Abu Ghosh, which chose to stay neutral during the war in 1948 and therefore remained untouched by Israel’s army, is cast in the press release as a symbol of unity and steadfastness for the Palestinian national movement and its desired future capital, Jerusalem.
Masri has been a strong advocate of a two-state solution, denounced violence and has taken much heat from the Palestinian boycott movement for trying to improve relations between the two sides, including meeting with Israeli businessman Rami Levy at one of Levy’s supermarkets in the West Bank to discuss the Arab Peace Initiative in August 2012. Yet Masri, also known as the Duke of Nablus, remains a steadfast admirer of Arafat, for whom he served as a minister and close confidant.
In an op-ed published in The Times of Israel in 2014, entitled “Like Arafat, I recognize the Jewish tie to Israel,” he described the former PLO chief’s relationship to Israelis and the Jewish people as “complex,” but said he “wholeheartedly” agreed with Arafat’s approach.
When Masri was asked about the cultural center by The Times of Israel last week, he said it was “none of your business where I build,” and refused to answer questions about the matter over the phone.
A meeting inexplicably canceled; a foundation stone unlaid
A ceremony scheduled to take place at Abu Ghosh’s massive and ornate mosque on April 27 to celebrate the laying of a foundation stone for the center was suddenly cancelled with no reason given.
An open invitation to the meeting was included in the Jerusalem Endowment Fund’s press release.

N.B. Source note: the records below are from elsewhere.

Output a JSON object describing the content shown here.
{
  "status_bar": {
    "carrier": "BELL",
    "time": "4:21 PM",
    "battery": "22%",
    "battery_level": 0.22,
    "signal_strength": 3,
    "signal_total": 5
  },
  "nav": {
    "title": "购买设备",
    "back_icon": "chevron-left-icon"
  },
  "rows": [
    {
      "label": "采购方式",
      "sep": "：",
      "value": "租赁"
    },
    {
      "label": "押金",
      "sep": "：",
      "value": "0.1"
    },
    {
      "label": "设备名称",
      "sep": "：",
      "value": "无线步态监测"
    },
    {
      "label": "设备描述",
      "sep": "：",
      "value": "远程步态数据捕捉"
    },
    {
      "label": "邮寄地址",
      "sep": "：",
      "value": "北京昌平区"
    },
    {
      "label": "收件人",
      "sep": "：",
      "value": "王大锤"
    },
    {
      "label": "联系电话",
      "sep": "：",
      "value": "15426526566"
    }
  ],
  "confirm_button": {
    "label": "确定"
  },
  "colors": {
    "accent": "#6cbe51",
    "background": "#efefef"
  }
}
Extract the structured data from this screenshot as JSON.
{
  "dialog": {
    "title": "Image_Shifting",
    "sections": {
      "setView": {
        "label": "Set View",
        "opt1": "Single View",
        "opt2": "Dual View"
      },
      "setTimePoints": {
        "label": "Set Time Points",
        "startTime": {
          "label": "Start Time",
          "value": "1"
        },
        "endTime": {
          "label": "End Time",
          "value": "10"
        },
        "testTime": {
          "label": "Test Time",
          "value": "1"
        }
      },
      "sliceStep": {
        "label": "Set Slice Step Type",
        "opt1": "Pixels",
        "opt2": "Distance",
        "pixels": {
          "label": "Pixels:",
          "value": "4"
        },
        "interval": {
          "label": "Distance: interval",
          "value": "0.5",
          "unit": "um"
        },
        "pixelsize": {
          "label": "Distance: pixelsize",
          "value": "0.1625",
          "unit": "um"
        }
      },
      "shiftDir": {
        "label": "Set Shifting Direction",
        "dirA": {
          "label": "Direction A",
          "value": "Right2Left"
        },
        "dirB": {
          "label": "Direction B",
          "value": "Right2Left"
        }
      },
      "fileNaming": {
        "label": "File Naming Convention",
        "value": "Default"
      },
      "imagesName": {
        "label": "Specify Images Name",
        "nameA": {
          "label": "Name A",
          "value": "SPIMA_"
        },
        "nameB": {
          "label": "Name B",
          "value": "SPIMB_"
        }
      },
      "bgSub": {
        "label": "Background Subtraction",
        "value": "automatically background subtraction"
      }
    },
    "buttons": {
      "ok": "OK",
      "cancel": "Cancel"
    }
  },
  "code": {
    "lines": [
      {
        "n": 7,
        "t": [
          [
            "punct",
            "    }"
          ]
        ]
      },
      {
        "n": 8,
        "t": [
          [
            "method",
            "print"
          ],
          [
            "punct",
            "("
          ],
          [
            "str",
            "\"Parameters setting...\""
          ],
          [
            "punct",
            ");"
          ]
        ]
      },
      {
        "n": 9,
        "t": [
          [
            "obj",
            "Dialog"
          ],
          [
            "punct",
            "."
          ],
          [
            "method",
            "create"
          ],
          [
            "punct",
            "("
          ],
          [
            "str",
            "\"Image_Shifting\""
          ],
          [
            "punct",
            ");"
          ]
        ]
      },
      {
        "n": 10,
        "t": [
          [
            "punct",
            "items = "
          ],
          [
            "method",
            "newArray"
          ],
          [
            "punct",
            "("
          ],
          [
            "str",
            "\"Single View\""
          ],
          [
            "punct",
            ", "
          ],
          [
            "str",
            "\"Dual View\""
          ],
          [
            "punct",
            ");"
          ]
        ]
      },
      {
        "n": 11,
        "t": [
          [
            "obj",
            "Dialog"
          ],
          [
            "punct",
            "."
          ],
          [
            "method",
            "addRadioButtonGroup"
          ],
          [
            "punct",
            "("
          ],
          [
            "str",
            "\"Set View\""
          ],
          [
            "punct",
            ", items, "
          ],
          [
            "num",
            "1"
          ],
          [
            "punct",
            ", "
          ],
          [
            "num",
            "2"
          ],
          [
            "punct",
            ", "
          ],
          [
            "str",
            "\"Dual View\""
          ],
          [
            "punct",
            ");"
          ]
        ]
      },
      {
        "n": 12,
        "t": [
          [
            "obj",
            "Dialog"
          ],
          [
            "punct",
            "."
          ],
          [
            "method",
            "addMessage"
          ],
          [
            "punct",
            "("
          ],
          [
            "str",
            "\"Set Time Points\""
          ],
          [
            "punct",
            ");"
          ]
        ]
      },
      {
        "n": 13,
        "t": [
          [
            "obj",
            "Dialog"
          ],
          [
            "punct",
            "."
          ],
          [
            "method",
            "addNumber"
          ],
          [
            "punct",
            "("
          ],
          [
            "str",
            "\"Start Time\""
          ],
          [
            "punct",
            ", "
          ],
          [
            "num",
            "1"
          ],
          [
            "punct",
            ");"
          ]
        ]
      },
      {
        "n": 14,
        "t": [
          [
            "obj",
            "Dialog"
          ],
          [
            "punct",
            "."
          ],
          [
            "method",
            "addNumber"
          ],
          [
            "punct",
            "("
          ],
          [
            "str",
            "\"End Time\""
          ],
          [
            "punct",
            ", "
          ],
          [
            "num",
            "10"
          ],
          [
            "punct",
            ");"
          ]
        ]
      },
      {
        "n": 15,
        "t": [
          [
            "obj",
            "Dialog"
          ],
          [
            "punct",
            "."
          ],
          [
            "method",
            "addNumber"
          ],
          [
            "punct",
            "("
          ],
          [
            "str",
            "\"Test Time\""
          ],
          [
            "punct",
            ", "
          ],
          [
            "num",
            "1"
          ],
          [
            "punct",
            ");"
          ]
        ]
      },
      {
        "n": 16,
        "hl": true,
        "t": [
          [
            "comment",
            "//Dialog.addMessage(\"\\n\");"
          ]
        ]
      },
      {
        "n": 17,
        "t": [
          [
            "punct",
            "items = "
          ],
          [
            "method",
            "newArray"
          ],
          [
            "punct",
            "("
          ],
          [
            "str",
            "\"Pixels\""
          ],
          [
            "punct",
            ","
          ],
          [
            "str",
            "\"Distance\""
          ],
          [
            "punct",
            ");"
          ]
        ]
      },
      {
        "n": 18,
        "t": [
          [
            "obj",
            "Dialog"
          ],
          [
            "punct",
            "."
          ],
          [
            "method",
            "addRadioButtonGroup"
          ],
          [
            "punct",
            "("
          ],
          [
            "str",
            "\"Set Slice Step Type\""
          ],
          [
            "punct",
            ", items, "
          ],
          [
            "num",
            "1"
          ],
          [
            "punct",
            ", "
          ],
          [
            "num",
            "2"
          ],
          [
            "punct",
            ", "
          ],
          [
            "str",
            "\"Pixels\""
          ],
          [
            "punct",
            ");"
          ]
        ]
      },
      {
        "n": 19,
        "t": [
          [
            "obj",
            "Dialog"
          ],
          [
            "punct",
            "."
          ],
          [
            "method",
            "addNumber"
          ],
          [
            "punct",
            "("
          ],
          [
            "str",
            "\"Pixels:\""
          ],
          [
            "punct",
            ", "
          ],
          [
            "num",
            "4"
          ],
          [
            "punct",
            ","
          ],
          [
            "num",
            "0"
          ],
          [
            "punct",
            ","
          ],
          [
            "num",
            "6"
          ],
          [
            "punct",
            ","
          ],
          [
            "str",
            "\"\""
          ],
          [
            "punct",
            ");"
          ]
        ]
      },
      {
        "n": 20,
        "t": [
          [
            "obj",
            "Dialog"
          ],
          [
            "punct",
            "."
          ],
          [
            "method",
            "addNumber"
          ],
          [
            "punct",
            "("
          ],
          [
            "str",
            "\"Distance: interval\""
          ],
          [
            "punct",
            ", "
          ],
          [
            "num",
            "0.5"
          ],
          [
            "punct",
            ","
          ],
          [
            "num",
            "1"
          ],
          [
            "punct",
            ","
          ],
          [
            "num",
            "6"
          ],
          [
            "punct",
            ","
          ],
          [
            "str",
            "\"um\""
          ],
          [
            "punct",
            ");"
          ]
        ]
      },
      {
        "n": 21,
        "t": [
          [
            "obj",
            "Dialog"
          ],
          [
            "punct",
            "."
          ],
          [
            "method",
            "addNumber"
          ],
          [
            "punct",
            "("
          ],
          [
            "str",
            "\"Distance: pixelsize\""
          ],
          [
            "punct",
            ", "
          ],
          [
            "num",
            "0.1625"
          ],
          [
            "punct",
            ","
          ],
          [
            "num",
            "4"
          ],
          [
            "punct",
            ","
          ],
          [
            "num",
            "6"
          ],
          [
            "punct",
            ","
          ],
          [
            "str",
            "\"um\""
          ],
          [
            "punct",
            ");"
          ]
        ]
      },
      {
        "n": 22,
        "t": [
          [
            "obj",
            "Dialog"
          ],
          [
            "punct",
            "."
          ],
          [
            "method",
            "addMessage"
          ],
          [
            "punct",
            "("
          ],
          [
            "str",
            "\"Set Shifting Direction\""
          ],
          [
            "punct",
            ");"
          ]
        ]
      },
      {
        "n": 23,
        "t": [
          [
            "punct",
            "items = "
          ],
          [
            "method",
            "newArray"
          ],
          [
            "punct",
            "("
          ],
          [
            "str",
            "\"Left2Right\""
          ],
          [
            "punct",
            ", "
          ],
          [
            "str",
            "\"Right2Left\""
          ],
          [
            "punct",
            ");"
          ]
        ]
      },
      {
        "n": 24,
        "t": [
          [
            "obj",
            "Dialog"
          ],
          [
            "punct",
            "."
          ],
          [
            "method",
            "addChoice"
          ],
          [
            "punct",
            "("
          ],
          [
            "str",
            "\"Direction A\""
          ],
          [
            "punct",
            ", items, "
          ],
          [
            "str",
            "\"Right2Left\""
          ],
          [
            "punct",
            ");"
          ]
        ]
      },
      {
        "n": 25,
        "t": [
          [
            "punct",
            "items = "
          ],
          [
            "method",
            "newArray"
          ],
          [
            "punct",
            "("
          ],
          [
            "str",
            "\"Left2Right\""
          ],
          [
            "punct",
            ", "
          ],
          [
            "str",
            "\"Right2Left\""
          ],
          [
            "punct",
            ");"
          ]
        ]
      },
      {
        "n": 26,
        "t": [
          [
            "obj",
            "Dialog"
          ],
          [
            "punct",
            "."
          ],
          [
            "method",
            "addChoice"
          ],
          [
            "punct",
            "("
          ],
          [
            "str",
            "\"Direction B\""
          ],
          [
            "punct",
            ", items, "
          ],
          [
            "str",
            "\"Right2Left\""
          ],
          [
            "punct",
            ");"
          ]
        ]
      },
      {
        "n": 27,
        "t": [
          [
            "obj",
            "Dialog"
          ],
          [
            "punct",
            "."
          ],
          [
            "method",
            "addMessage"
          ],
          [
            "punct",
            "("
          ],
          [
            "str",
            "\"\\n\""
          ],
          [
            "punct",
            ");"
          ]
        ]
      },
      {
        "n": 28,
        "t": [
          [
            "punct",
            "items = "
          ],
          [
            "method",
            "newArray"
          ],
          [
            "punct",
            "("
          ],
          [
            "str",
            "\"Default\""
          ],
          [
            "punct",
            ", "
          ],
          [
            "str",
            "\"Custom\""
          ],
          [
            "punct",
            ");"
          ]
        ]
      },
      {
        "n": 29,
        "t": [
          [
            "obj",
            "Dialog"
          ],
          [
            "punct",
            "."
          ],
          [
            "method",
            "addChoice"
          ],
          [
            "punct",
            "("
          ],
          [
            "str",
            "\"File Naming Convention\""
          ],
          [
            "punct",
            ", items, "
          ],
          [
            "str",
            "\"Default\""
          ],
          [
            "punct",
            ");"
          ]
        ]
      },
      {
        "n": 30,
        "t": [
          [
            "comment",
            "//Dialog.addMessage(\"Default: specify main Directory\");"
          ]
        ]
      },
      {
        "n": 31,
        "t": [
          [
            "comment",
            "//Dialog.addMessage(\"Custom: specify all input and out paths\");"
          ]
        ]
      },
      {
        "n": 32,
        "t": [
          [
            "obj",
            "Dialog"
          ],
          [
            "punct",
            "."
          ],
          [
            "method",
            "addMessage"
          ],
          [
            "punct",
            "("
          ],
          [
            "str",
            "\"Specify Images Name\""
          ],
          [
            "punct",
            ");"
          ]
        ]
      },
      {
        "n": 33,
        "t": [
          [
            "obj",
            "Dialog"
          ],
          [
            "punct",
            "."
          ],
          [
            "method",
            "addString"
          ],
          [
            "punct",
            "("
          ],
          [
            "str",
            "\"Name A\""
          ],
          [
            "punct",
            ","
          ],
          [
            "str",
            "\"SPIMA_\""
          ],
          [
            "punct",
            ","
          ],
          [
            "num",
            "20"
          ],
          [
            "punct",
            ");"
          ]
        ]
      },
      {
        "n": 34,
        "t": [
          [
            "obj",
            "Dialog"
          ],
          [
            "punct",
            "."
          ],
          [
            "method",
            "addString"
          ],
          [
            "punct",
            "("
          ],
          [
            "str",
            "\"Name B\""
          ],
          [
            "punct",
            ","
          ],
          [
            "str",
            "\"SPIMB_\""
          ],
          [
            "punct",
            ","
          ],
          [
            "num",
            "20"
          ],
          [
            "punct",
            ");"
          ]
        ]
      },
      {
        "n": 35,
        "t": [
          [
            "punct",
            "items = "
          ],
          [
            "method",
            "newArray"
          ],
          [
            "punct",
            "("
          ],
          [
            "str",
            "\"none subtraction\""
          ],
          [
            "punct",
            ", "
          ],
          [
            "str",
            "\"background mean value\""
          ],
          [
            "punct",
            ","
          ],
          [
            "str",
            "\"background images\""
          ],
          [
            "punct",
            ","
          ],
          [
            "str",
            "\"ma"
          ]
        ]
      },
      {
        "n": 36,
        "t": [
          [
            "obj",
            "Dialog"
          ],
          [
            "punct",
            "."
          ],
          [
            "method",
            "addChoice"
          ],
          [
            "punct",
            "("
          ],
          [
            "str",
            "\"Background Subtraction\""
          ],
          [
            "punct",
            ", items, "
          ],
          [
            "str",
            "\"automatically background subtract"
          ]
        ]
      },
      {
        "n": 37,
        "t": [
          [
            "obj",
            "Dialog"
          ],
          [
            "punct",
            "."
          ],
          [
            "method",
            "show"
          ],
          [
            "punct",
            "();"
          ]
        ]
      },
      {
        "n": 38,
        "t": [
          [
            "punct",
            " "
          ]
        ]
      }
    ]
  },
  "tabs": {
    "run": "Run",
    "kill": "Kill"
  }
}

When this journalist arrived for the meeting, only around 20 men were praying in the massive mosque.
After the men finished praying, the Imam said the meeting about the Arafat center had been canceled but he did not know why. None of the men at the mosque that day had heard about the upcoming center except for the Imam, who called it the “Yasser Arafat center for peace.”
Soon two people arrived for the canceled ceremony. They were French monks from Abu Ghosh’s Benedictine monastery.
A middle-aged man dressed in a black suit and black tie also arrived for the meeting. He said he had come all the way from Nablus. He was accompanied by a child and an elderly chauffeur, who drove the man around in a slick black vehicle.
The official-looking man refused to say who he was. While later giving this journalist a ride out of the village, he said he was not aware of plans for a cultural center, but thought the meeting was about a new soccer field for Abu Ghosh.
The mayor of Abu Ghosh also told the Times of Israel that one thought had been for Masri to donate millions of shekels for building the playing field, which would be named after the energy mogul.
A young, lanky man around 24-years-old, who stayed around the mosque after prayers that day, said it would not matter whether the center was built or not.
“it’s just a name. It won’t have any influence. We have a strong connection with the Jews,” he said.